Postado em 07/05/2008
Segundo o IBGE, 410 mil crianças e adolescentes (de 5 a 17 anos) trabalham em casas de família
MARCELO SANTOS
Foto: Henrique Pita
Creuza Maria Oliveira começou a trabalhar quando tinha apenas 10 anos. Foi na cidade de Santo Amaro da Purificação, no Recôncavo Baiano. Já Eva Maria Alves saiu da cidade de Catanduva, no interior paulista, para o trabalho na capital do estado quando completou 12 anos. As duas têm uma história de vida muito parecida. Ambas foram entregues pelos pais para ser educadas na casa de terceiros, como agregadas ou "filhas de criação". As duas passaram a trabalhar na manutenção das casas que, supostamente, teriam de acolhê-las. Eram responsáveis pela limpeza e cuidado com as roupas, além da tarefa de zelar pelas crianças menores. Foram privadas do convívio social, do acesso à educação e nem sequer tinham o direito de comer junto com os demais membros da família. Alimentavam-se e se vestiam com o que sobrava. Não recebiam salário, apenas moradia – num pequeno cômodo isolado da casa – e comida. Normalmente eram maltratadas, surradas e chamadas de "neguinha fedida" por suas patroas. Por sorte, ambas deixaram para trás o passado de humilhação e se notabilizaram como mulheres que lutam pela melhoria da qualidade de vida de outras crianças.

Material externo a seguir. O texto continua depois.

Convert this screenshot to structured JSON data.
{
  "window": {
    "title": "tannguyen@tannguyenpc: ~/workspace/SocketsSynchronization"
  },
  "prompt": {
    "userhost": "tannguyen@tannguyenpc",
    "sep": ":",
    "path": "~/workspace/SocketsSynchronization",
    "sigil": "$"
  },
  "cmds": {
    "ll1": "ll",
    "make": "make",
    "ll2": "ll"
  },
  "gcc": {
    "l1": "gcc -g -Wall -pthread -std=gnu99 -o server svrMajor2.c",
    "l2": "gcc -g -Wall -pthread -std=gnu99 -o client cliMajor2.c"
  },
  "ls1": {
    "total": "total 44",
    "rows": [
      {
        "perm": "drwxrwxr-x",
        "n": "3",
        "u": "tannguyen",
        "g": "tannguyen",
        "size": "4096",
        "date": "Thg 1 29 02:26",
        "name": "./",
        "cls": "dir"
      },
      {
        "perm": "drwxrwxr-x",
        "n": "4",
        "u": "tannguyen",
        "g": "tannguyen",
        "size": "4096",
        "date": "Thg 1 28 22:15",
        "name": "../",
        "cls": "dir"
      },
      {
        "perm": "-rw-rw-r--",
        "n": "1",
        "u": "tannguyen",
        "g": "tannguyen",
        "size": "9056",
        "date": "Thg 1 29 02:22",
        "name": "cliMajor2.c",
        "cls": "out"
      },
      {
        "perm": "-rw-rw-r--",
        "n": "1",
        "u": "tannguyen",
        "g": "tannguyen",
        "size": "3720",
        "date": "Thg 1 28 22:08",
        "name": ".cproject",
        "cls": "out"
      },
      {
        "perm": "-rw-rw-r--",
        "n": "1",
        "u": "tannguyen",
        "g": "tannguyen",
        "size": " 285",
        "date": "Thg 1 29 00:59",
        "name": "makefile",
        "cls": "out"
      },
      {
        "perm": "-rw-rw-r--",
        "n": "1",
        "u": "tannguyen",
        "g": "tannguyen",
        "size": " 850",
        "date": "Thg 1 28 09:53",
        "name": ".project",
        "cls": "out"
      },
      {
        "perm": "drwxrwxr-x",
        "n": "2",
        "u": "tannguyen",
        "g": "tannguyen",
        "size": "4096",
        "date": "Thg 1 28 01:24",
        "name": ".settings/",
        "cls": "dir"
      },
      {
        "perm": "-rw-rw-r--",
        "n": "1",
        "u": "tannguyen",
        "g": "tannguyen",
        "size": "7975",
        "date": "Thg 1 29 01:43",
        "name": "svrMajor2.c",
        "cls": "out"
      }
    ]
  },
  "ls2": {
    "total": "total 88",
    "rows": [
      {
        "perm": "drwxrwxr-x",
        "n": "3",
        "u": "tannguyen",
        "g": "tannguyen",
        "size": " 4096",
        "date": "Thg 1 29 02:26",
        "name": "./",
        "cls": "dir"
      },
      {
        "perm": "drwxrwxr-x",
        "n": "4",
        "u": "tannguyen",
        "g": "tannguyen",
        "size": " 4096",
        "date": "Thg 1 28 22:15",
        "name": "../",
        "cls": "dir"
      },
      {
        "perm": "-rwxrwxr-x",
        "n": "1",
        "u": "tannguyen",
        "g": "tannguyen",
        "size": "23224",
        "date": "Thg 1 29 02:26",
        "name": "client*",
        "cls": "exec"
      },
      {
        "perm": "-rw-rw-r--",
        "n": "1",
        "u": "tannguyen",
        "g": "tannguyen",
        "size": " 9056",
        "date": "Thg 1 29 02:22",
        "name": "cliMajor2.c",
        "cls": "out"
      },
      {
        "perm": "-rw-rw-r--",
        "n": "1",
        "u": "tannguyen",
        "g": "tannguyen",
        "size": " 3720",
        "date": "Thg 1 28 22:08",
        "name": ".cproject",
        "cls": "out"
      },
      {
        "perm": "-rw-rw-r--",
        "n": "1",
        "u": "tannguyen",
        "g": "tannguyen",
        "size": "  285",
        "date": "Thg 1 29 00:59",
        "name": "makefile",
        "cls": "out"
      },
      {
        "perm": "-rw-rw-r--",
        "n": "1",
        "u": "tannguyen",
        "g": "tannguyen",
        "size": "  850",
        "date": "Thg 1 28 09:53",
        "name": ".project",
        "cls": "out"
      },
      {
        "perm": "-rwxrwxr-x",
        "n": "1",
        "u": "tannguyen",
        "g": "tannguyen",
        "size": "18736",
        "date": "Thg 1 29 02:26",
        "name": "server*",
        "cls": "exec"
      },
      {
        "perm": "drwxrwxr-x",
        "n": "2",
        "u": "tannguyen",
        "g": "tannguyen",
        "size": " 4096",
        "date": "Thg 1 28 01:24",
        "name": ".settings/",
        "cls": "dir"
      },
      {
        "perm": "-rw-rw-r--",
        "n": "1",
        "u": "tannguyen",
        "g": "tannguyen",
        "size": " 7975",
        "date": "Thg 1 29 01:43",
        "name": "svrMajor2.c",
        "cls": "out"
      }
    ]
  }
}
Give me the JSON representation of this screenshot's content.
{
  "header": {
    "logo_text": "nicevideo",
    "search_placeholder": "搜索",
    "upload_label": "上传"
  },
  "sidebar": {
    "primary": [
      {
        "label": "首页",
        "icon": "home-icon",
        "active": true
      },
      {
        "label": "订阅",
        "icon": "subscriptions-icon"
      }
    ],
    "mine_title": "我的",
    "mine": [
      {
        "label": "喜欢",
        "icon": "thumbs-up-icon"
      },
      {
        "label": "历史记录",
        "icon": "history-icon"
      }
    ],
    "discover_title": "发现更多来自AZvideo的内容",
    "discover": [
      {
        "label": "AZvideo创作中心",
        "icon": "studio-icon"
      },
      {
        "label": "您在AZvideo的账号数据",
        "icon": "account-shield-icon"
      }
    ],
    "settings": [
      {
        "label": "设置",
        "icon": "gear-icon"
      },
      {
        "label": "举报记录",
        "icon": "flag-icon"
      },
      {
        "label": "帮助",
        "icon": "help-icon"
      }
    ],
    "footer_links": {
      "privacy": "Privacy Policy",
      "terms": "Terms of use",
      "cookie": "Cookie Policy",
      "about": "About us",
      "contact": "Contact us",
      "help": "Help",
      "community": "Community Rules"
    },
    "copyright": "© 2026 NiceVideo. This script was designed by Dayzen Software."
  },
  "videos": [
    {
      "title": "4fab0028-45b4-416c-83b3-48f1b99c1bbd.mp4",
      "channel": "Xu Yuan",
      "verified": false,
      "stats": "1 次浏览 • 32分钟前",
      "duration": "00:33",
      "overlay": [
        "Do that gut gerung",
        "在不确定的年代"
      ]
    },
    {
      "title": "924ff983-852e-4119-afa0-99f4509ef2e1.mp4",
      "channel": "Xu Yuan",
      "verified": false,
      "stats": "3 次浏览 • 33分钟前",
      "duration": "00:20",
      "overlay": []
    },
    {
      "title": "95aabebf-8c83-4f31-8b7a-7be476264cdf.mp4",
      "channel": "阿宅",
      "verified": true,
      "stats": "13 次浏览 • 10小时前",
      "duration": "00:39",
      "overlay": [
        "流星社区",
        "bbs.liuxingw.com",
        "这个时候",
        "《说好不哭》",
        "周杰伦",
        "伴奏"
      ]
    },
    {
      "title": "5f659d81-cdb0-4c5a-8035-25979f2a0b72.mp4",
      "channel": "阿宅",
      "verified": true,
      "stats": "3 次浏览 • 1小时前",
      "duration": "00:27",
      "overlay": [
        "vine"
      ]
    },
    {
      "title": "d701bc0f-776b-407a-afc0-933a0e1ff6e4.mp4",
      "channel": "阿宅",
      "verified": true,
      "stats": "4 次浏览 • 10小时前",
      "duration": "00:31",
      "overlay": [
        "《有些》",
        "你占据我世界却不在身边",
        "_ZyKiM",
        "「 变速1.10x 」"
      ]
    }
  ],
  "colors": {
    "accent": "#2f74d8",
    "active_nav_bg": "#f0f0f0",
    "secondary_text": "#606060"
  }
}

Creuza tem hoje 49 anos e preside a Federação Nacional das Trabalhadoras Domésticas (Fenatrad), entidade responsável pela união dos diversos sindicatos do gênero espalhados de norte a sul do Brasil. Já Eva, com 53 anos, criou a ONG Novo Glicério, que por meio de atividades esportivas, principalmente o futebol, atende centenas de crianças do bairro do Glicério, na degradada zona central da capital paulista. A trajetória dessas duas mulheres poderia apenas representar um obscuro e recente resquício dos tempos de escravidão. Contudo, de acordo com dados do Instituto Brasileiro de Geografia e Estatística (IBGE), atualizados em 2007, ainda restam 410 mil meninas, entre 5 e 17 anos, que trabalham como empregadas domésticas na casa de terceiros. Dados da Organização Internacional do Trabalho (OIT) colocam o país no terceiro lugar no ranking daqueles onde há trabalho doméstico infantil. Está atrás apenas da África do Sul, com 2 milhões, e da Indonésia, com 700 mil. A OIT estima que existam 10 milhões de crianças e adolescentes no trabalho doméstico em todo o mundo.

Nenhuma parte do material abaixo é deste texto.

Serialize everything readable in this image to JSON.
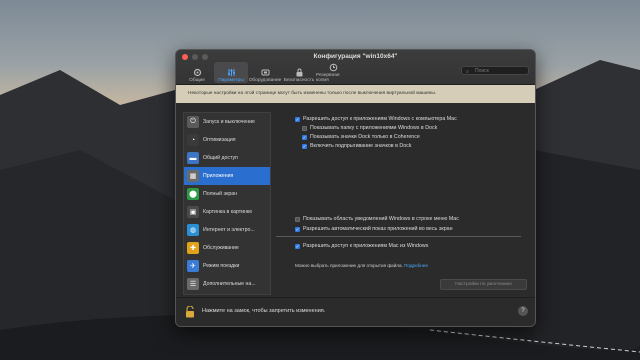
{
  "window": {
    "title": "Конфигурация \"win10x64\""
  },
  "toolbar": {
    "items": [
      {
        "label": "Общие",
        "icon": "gear-icon"
      },
      {
        "label": "Параметры",
        "icon": "sliders-icon"
      },
      {
        "label": "Оборудование",
        "icon": "hardware-icon"
      },
      {
        "label": "Безопасность",
        "icon": "lock-icon"
      },
      {
        "label": "Резервная копия",
        "icon": "clock-icon"
      }
    ],
    "active_index": 1,
    "search_placeholder": "Поиск"
  },
  "notice": "Некоторые настройки на этой странице могут быть изменены только после выключения виртуальной машины.",
  "sidebar": {
    "items": [
      {
        "label": "Запуск и выключение",
        "icon": "power-icon",
        "color": "#5a5a5c"
      },
      {
        "label": "Оптимизация",
        "icon": "speedometer-icon",
        "color": "#3a3a3c"
      },
      {
        "label": "Общий доступ",
        "icon": "folder-icon",
        "color": "#3d74c4"
      },
      {
        "label": "Приложения",
        "icon": "apps-icon",
        "color": "#6a6a6a"
      },
      {
        "label": "Полный экран",
        "icon": "fullscreen-icon",
        "color": "#2d9b45"
      },
      {
        "label": "Картинка в картинке",
        "icon": "pip-icon",
        "color": "#4a4a4c"
      },
      {
        "label": "Интернет и электро...",
        "icon": "globe-icon",
        "color": "#2b8fd6"
      },
      {
        "label": "Обслуживание",
        "icon": "maintenance-icon",
        "color": "#e0a21a"
      },
      {
        "label": "Режим поездки",
        "icon": "travel-icon",
        "color": "#3a7bd5"
      },
      {
        "label": "Дополнительные на...",
        "icon": "advanced-icon",
        "color": "#6a6a6c"
      }
    ],
    "active_index": 3
  },
  "options": [
    {
      "label": "Разрешить доступ к приложениям Windows с компьютера Mac",
      "checked": true,
      "indent": 0
    },
    {
      "label": "Показывать папку с приложениями Windows в Dock",
      "checked": false,
      "indent": 1
    },
    {
      "label": "Показывать значки Dock только в Coherence",
      "checked": true,
      "indent": 1
    },
    {
      "label": "Включить подпрыгивание значков в Dock",
      "checked": true,
      "indent": 1
    },
    {
      "label": "Показывать область уведомлений Windows в строке меню Mac",
      "checked": false,
      "indent": 0
    },
    {
      "label": "Разрешить автоматический показ приложений во весь экран",
      "checked": true,
      "indent": 0
    },
    {
      "label": "Разрешить доступ к приложениям Mac из Windows",
      "checked": true,
      "indent": 0
    }
  ],
  "note": {
    "text": "Можно выбрать приложение для открытия файла.",
    "link": "Подробнее"
  },
  "default_button": "Настройки по умолчанию",
  "lock_text": "Нажмите на замок, чтобы запретить изменения.",
  "help_label": "?",
  "colors": {
    "accent": "#2a6ed0",
    "link": "#4aa8ff",
    "notice_bg": "#d5cdb8"
  }
}
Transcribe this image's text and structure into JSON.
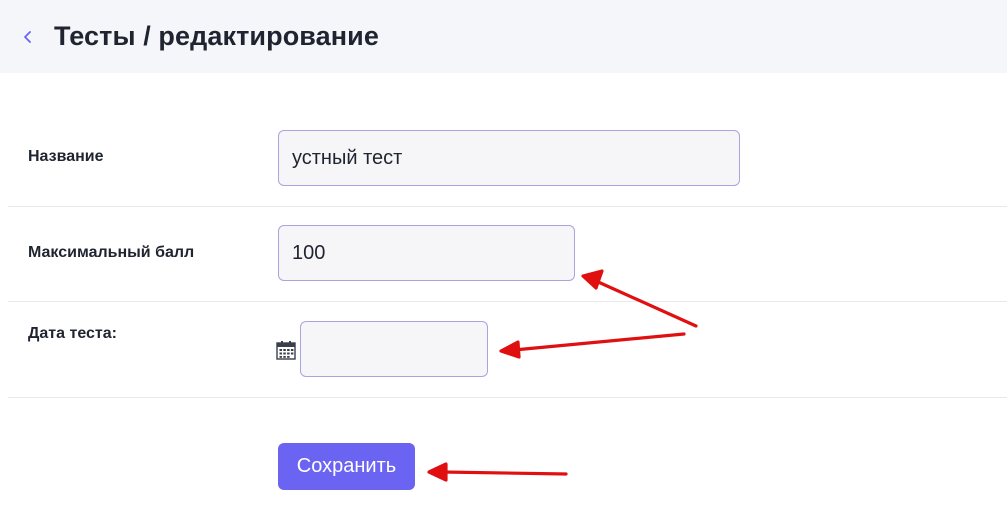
{
  "header": {
    "title": "Тесты / редактирование",
    "back_icon": "chevron-left-icon"
  },
  "form": {
    "name": {
      "label": "Название",
      "value": "устный тест"
    },
    "max_score": {
      "label": "Максимальный балл",
      "value": "100"
    },
    "test_date": {
      "label": "Дата теста:",
      "value": "",
      "icon": "calendar-icon"
    },
    "save_label": "Сохранить"
  },
  "colors": {
    "accent": "#6b63f2",
    "input_border": "#a9a3e0",
    "input_bg": "#f6f6f8",
    "header_bg": "#f5f6fa",
    "annotation_arrow": "#e01010"
  }
}
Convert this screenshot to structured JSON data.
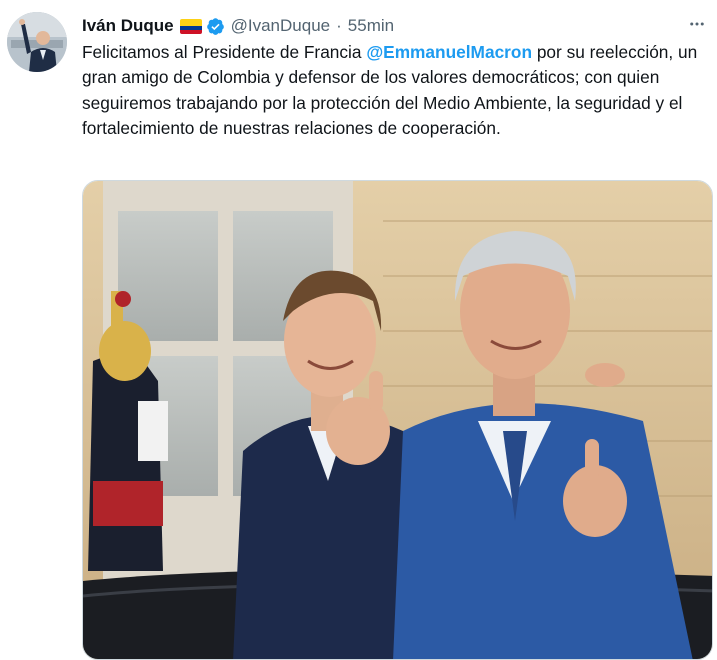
{
  "tweet": {
    "author_name": "Iván Duque",
    "handle": "@IvanDuque",
    "separator": "·",
    "timestamp": "55min",
    "more_icon": "more-horizontal-icon",
    "verified_icon": "verified-badge-icon",
    "flag_icon": "colombia-flag-icon",
    "text_before": "Felicitamos al Presidente de Francia ",
    "mention": "@EmmanuelMacron",
    "text_after": " por su reelección, un gran amigo de Colombia y defensor de los valores democráticos; con quien seguiremos trabajando por la protección del Medio Ambiente, la seguridad y el fortalecimiento de nuestras relaciones de cooperación."
  },
  "colors": {
    "link": "#1d9bf0",
    "verified": "#1d9bf0",
    "secondary_text": "#536471",
    "primary_text": "#0f1419"
  }
}
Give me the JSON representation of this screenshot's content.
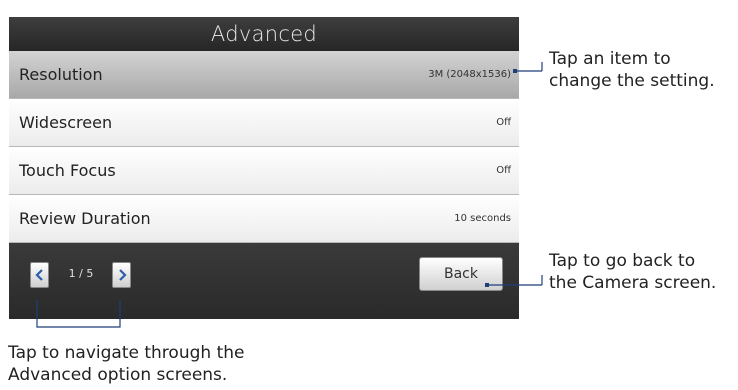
{
  "screen": {
    "title": "Advanced",
    "rows": [
      {
        "label": "Resolution",
        "value": "3M (2048x1536)",
        "selected": true
      },
      {
        "label": "Widescreen",
        "value": "Off",
        "selected": false
      },
      {
        "label": "Touch Focus",
        "value": "Off",
        "selected": false
      },
      {
        "label": "Review Duration",
        "value": "10 seconds",
        "selected": false
      }
    ],
    "footer": {
      "page_indicator": "1 / 5",
      "back_label": "Back",
      "prev_icon": "chevron-left-icon",
      "next_icon": "chevron-right-icon"
    }
  },
  "callouts": {
    "item": {
      "line1": "Tap an item to",
      "line2": "change the setting."
    },
    "back": {
      "line1": "Tap to go back to",
      "line2": "the Camera screen."
    },
    "navigate": {
      "line1": "Tap to navigate through the",
      "line2": "Advanced option screens."
    }
  },
  "colors": {
    "accent_line": "#1f3f7a",
    "title_bar": "#2e2e2e",
    "selected_row": "#b8b8b8"
  }
}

No Brasil, essas crianças representam 8% do número de trabalhadores infanto-juvenis. É bem verdade que, nos últimos anos, houve uma sensível melhora nesse cenário. Para entender melhor, dos atuais 6,8 milhões de trabalhadoras domésticas mensalistas que atuam no país, 6,1% são menores de 18 anos. Em 1996, o percentual era de 14,2%. "Estamos ainda bem longe do razoável. A diminuição é muito lenta. Nesse ritmo levaríamos décadas para acabar com o problema", alerta Isa Oliveira, secretária executiva do Fórum Nacional de Prevenção e Erradicação do Trabalho Infantil (FNPETI), órgão ligado ao Ministério da Justiça, criado em 1994 para ser um espaço de debate entre a sociedade civil, empregadores, trabalhadores e poder público.
Proibido para menores
Para acelerar um pouco mais a redução nesses números, o governo federal instituiu o decreto 6.481, que entrou em vigor em 12 de junho do ano passado e proíbe o trabalho doméstico aos menores de 18 anos. "Ele é o resultado da convenção 182 da OIT – da qual o Brasil é signatário –, que lista as piores formas de trabalho infantil e determina que atividades que põem em risco a saúde, a segurança e o desenvolvimento físico, psicológico e moral de crianças e adolescentes são terminantemente proibidas", esclarece Isa.
Segundo ela, é uma obrigação ética da sociedade zelar por crianças e adolescentes e denunciar casos de exploração em ambiente domiciliar. "A inclusão dos serviços domésticos entre as piores formas de trabalho infantil é o reconhecimento de que as meninas ficam expostas a riscos de humilhação, abusos e maus-tratos. Antes, além de ser subnotificados, os casos eram caracterizados como violência doméstica ou sexual."
O decreto 6.481 traz 691 atividades econômicas que estão, a partir de agora, proibidas para menores. No caso do serviço doméstico, as razões citadas são que essa função pode provocar, entre outros problemas, esforços físicos intensos, isolamento, abuso físico, psicológico e sexual, longas jornadas, trabalho noturno, exposição ao fogo, posições antiergonômicas e movimentos repetitivos.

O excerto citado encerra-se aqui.